Methods: Seven latex SPT extracts were analyzed for protein content using sodium dodecyl sulfate polyacrylamide gel electrophoresis (SDSPAGE). The 4 major allergens Hev b 1, Hev b 3, Hev b 5, and Hev b 6.02 were also quantified using enzyme immunoassay. All commercial extracts were tested for their in vitro allergenic capacity using microarray inhibition assays and for their ability to induce biological reactivity in latex-allergic patients undergoing SPT.
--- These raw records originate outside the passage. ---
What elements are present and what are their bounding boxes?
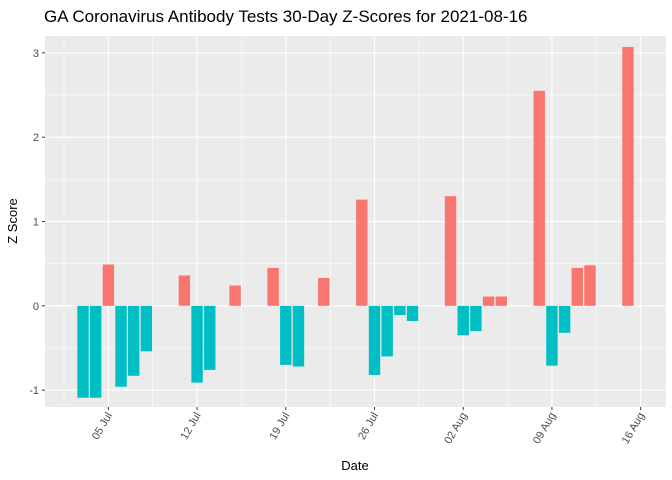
bar	[457, 305, 469, 336]
bar	[546, 305, 558, 366]
bar	[394, 305, 406, 316]
x-tick-label: 02 Aug	[442, 411, 470, 447]
bar	[280, 305, 292, 365]
bar	[102, 264, 115, 306]
x-tick-label: 19 Jul	[267, 411, 292, 442]
bar	[77, 305, 89, 398]
y-tick-label: 2	[33, 132, 39, 144]
bar	[191, 305, 203, 383]
bar	[470, 305, 482, 332]
x-tick-label: 16 Aug	[620, 411, 648, 447]
bar	[356, 199, 368, 306]
bar	[406, 305, 419, 321]
bar	[495, 296, 507, 306]
bar	[558, 305, 571, 333]
x-tick-label: 12 Jul	[179, 411, 204, 442]
bar	[571, 267, 583, 306]
bar	[128, 305, 140, 376]
bar	[140, 305, 153, 352]
y-axis: -1 0 1 2 3	[29, 48, 45, 397]
chart-title: GA Coronavirus Antibody Tests 30-Day Z-S…	[44, 7, 527, 26]
bar	[178, 275, 191, 306]
bar	[622, 46, 634, 306]
y-tick-label: 0	[33, 301, 39, 313]
bar	[368, 305, 381, 375]
bar	[318, 277, 330, 306]
bar	[444, 196, 457, 306]
bar	[267, 267, 279, 306]
bar	[482, 296, 495, 306]
bar	[115, 305, 127, 387]
bar	[229, 285, 241, 306]
x-axis: 05 Jul 12 Jul 19 Jul 26 Jul 02 Aug 09 Aug 16 A…	[90, 407, 647, 446]
x-tick-label: 09 Aug	[531, 411, 559, 447]
y-tick-label: 1	[33, 217, 39, 229]
y-tick-label: 3	[33, 48, 39, 60]
y-axis-title: Z Score	[5, 198, 20, 244]
x-axis-title: Date	[341, 458, 368, 473]
bar	[292, 305, 305, 367]
bar	[533, 90, 545, 306]
y-tick-label: -1	[29, 385, 39, 397]
x-tick-label: 26 Jul	[356, 411, 381, 442]
bar	[89, 305, 102, 398]
bar	[584, 265, 596, 306]
bar	[204, 305, 216, 370]
x-tick-label: 05 Jul	[90, 411, 115, 442]
bar	[381, 305, 393, 357]
bars	[77, 46, 634, 398]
Results: The protein content of the extracts varied widely from 8.0 μg/mL to 526.5 μg/mL. SDS-PAGE revealed broad differences in protein profiles between the extracts. Marked variability in the contents of all 4 major allergens was observed, and Hev b 3 and Hev b 5 were undetectable in some extracts. Microarray inhibition assays and SPT demonstrated relevant differences in allergenic capacity between the extracts.

Conclusions: The marked heterogeneity in protein and allergen content of latex extracts from different manufacturers could explain the broad spectrum of SPT results recorded. Our findings suggest that the extracts used for the diagnosis of latex allergy should be improved and standardized.

Key words: Allergen extracts. Latex allergy. Microarrays. Skin prick test.